Our roosters will be gone after today. Our ladies, with their two gents (Brett & Jemaine), will finally exit the cloister of their coop, and take over the hillside.
The meat chicken experiment will be over, a lesson learned, and then some.
The winner of the giveaway is Roberta, who said,
"We were born broke-ass. A little over 2 yrs ago my husband and I knocked on our new neighbors door asking of they intended on using the chicken coop that came with their house. They said we could have it! We disassembled it in 105 degree weather while I was having serious side affects from antibiotics and carried it board by board to our house. We have since been able to build a very nice compost pile from chicken manure for the vegetable garden."

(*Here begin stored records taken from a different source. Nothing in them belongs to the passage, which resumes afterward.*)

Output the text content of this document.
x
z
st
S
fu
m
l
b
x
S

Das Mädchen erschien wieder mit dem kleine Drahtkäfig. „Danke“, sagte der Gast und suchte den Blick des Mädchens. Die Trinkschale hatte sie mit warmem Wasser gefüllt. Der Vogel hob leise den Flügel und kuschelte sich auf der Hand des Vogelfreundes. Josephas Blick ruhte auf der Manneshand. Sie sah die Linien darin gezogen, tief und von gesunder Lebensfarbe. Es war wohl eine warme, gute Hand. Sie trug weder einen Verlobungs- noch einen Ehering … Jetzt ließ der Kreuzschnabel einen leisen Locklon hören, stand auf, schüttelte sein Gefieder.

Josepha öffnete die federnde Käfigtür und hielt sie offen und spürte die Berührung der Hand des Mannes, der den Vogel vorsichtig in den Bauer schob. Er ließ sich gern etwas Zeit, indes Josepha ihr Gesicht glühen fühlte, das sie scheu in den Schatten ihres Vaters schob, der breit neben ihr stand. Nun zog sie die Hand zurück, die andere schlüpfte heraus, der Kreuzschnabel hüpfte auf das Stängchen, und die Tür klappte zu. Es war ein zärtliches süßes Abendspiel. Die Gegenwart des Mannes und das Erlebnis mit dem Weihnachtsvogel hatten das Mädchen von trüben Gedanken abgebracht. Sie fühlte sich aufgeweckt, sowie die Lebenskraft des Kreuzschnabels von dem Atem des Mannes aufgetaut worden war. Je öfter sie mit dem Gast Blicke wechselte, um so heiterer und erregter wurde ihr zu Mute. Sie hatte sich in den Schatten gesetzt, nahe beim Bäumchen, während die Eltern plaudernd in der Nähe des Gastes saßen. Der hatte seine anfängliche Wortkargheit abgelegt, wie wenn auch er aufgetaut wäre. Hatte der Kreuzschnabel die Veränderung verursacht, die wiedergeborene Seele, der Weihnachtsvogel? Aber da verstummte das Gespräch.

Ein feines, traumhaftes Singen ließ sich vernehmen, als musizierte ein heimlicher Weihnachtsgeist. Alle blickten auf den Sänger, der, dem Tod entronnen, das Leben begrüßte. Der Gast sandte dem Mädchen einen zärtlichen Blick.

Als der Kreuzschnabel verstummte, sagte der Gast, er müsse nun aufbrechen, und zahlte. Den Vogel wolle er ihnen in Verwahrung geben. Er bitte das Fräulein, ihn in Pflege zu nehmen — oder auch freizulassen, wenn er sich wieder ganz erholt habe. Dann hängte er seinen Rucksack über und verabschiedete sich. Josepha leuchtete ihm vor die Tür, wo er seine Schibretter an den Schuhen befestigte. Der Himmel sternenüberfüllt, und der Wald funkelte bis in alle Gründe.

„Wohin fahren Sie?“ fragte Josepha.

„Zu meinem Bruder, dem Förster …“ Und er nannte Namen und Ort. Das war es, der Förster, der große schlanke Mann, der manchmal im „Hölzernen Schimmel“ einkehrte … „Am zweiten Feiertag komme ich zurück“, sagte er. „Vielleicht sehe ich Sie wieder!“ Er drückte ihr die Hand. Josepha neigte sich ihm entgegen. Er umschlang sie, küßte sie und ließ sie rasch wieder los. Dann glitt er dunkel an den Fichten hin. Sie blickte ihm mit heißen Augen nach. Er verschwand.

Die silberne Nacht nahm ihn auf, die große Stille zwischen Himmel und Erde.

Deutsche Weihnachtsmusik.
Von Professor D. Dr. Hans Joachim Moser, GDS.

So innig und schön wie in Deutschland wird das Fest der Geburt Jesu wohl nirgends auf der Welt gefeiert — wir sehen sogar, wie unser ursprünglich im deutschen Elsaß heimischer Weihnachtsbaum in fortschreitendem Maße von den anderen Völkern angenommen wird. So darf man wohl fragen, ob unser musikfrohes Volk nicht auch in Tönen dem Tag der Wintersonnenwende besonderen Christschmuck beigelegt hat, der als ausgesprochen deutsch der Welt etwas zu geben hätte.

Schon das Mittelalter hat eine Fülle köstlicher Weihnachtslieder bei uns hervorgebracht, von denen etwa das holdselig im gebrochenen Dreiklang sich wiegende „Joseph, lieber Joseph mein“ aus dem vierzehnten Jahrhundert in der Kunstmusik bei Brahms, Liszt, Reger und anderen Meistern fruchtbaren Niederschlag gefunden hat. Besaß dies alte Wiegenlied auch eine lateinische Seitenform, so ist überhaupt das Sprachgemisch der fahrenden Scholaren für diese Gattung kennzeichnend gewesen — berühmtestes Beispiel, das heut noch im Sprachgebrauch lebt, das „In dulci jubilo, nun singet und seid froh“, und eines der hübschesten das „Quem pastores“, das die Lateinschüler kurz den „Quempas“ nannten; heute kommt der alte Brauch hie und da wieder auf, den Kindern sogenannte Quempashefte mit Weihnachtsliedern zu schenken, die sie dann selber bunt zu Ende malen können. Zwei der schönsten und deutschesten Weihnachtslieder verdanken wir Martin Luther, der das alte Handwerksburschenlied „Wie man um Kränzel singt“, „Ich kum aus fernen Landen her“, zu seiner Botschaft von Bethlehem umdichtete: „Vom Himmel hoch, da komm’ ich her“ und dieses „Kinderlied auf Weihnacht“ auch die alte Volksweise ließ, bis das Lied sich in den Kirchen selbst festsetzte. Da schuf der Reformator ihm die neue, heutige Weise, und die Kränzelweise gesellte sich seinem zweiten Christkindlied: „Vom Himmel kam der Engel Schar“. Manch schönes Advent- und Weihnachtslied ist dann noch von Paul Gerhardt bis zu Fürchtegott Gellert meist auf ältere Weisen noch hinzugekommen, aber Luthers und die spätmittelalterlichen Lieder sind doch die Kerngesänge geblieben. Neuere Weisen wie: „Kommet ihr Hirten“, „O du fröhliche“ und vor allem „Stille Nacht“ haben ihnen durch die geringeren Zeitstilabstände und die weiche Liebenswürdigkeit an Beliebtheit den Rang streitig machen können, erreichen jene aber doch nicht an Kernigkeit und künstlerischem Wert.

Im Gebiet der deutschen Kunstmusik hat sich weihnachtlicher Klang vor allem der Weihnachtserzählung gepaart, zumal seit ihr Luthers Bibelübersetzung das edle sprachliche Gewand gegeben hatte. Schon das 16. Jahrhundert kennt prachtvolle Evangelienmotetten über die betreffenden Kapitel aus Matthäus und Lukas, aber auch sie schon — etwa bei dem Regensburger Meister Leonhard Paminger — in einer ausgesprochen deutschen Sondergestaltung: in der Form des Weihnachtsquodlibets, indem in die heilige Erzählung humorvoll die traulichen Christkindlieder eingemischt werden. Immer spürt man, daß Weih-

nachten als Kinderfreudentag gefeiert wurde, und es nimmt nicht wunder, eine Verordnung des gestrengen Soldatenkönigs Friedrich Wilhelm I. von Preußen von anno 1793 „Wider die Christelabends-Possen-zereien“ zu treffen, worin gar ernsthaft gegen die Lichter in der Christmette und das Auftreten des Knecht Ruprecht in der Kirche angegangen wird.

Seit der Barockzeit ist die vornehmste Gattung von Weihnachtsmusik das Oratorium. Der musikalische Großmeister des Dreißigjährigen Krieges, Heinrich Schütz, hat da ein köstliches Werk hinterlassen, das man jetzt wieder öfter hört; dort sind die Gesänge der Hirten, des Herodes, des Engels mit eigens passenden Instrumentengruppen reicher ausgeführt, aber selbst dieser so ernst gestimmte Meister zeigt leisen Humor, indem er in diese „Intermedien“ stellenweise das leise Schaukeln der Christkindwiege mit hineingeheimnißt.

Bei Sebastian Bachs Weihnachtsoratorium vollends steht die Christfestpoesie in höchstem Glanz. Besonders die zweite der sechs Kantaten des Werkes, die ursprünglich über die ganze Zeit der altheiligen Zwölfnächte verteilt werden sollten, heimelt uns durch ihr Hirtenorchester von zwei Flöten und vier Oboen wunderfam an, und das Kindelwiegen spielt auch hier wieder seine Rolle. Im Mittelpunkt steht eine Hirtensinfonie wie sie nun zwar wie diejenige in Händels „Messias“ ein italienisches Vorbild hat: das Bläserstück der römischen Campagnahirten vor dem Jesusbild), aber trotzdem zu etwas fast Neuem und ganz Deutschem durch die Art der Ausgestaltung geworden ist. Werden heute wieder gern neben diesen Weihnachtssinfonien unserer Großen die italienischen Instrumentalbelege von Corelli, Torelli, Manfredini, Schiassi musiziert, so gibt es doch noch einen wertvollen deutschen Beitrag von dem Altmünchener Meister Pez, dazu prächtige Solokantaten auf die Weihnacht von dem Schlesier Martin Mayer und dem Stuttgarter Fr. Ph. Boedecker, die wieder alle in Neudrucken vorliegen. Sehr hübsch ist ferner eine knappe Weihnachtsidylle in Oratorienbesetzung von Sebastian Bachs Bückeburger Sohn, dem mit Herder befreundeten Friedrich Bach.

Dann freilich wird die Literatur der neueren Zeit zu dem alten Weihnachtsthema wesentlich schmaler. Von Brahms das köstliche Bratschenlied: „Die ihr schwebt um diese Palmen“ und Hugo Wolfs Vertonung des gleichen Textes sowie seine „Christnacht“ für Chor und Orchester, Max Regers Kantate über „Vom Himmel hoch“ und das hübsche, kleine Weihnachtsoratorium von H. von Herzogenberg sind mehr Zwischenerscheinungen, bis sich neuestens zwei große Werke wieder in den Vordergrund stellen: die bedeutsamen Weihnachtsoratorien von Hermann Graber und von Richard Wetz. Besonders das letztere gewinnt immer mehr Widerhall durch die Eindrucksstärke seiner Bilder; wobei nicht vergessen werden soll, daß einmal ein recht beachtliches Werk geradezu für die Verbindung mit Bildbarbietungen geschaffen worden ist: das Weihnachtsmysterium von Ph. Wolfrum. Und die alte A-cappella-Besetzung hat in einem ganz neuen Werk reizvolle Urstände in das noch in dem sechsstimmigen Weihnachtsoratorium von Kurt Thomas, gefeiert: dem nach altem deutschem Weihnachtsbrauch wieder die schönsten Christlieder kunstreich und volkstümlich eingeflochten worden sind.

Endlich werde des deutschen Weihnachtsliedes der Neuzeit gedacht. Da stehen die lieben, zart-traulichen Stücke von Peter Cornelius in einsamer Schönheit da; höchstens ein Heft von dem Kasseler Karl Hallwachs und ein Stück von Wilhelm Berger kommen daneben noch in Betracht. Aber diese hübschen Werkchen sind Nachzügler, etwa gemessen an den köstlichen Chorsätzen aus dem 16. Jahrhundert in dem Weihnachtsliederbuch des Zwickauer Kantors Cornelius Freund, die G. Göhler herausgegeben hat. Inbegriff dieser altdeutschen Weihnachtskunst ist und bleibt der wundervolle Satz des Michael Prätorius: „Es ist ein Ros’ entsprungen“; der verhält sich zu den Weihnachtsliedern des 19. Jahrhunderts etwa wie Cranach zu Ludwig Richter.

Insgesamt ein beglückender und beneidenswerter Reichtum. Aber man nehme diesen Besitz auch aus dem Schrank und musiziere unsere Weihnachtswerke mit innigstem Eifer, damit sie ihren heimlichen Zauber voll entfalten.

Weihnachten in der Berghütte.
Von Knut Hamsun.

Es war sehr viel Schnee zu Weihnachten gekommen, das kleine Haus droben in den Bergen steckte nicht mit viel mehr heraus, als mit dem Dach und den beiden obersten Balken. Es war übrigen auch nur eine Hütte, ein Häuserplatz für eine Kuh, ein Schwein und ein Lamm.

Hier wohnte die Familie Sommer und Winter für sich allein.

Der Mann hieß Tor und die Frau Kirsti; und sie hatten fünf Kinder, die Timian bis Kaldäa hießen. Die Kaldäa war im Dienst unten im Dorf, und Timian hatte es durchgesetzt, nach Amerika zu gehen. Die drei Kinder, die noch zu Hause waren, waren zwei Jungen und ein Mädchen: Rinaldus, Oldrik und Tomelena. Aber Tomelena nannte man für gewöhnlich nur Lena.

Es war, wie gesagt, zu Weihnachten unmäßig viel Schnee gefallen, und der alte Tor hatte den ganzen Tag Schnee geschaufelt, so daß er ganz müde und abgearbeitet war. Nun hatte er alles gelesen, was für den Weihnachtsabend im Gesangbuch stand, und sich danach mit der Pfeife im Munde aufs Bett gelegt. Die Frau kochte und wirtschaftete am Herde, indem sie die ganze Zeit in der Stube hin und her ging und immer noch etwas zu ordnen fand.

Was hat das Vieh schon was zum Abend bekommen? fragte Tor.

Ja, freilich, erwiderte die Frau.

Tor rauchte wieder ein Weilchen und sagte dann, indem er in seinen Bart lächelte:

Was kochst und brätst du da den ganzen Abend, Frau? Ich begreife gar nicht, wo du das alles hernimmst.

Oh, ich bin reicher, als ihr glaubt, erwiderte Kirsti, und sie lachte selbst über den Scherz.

Roberta has a super-cool blog, Mulish & Co., and I love this! Thanks for playing, everyone, and Roberta, email your information so I can get this book off to you right away!
Now that our roosters are nearly gone, my focus is redirected to the garden. What can I say about it right now? It doesn't look too pretty, and it's still small, but it's coming along.
We have four 4x8 beds built and filled, and two more turned, fertilized with rabbit shit...
|Two weeks' worth of manure, which can be applied directly to the garden.|
...and covered with tarps for weed suppression.
Turning the soil has become a monumental endeavor. The grass and wild plants are growing so thickly, the garden fork gets stuck with every second turn. Jeremy's idea, after witnessing yet another fork-throwing temper tantrum by yours truly, was to suppress the weeds for a week or two before turning the soil, which sounds ever so much better than what I was doing.
We are harvesting things, finally. Just a few radishes, which popped out of the soil after a heavy rain, and lots of lettuce, which is growing happily. Luckily our children love vegetables, and seem to have a real appreciation for the growing process. Planting, weeding, harvesting, and eating are still enough of a novelty that they rarely complain.
I'm concerned about the broccoli, which is being chewed down to nothing. I've never had to deal with garden pests before. This will be a new and, I'm sure, quite interesting challenge.
I've also spotted gopher holes -- just in the chicken yard, so far.
This season should be a wild ride.
|Who's been eating my broccoli? What, the other seventeen billion plants in the immediate vicinity can't satisfy the insect population? Psh!!!|
The ladies are laying 18 eggs a day. We have no fewer than 12 dozen egg cartons, fully filled, in our kitchen at any time. Jeremy is asking for pickled eggs, the kids eat half a dozen hard-boiled eggs a day, and our carton situation is dire. I just made a deal with a friend: I give her 2 dozen eggs a week, she takes my bones and makes 24-hour bone broth, the good stuff, which I can't manage with minimal propane and solar power. The friend who housed our chicks gets another 2 dozen a week, and still, not even a dent in the egg storage.
I'm going to have to get creative, or else find buyers.
Spring Break is almost over, but summer is coming, oh yes. Even through the rain I can taste it.